Most children are born with very little arch in the feet. As they grow and walk, the soft tissues along the bottom of the feet gradually take shape to form an arch. Children with flexible flatfoot often do not begin to develop an arch until the age of 5 or 6 years old. While parents often worry that an abnormally low or absent arch in a child’s foot will lead to permanent deformity or disability, most children eventually outgrow the condition without developing any problems in adulthood. However there are various types of the condition that are not considered “normal” and early evaluation of a perceived problem is advisable. A more rare kind of pediatric flatfoot is called rigid flatfoot. With this condition, the arches do not reappear when the child sits or stands on tiptoe.
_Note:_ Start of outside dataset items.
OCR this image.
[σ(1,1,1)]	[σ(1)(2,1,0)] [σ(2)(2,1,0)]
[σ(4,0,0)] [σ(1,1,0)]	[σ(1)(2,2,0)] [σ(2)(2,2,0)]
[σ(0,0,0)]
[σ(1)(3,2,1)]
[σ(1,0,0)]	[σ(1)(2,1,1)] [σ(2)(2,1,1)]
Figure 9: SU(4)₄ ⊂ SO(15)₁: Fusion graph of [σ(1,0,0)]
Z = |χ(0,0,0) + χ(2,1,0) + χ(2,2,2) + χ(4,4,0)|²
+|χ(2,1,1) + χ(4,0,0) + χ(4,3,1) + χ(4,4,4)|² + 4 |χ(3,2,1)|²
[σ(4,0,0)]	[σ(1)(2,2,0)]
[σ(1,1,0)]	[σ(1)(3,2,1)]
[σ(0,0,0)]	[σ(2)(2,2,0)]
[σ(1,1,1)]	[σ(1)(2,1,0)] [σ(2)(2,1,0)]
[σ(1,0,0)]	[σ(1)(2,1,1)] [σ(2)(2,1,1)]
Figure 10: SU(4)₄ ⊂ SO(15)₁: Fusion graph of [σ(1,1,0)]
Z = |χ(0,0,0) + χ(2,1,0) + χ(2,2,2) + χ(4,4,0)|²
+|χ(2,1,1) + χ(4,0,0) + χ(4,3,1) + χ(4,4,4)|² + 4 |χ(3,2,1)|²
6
The misalignment and dysfunction of a poorly supportive foot can significantly contribute to changes in activity level and functional ability in childhood and be a precursor to chronic problems in adulthood aggravated over age and time.
There is a subset of cases of pediatric foot flat that warrant various levels of treatment from conservative to surgical that require evaluation by a foot and ankle specialist with the experience, insight and ability to determine when and what treatment if any is necessary. Subtle manifestations may go unnoticed as children are prone to under report symptoms without pain. However a painless flat foot does not imply an asymptomatic flat foot. Children often express their symptoms without reporting any pain. They may frequently ask to be carried, prefer sedentary activities or have trouble keeping up with playmates and participating in family activities.
After initial evaluation children with presenting symptoms or structural variations should be monitored at the discretion of the attending podiatric physician.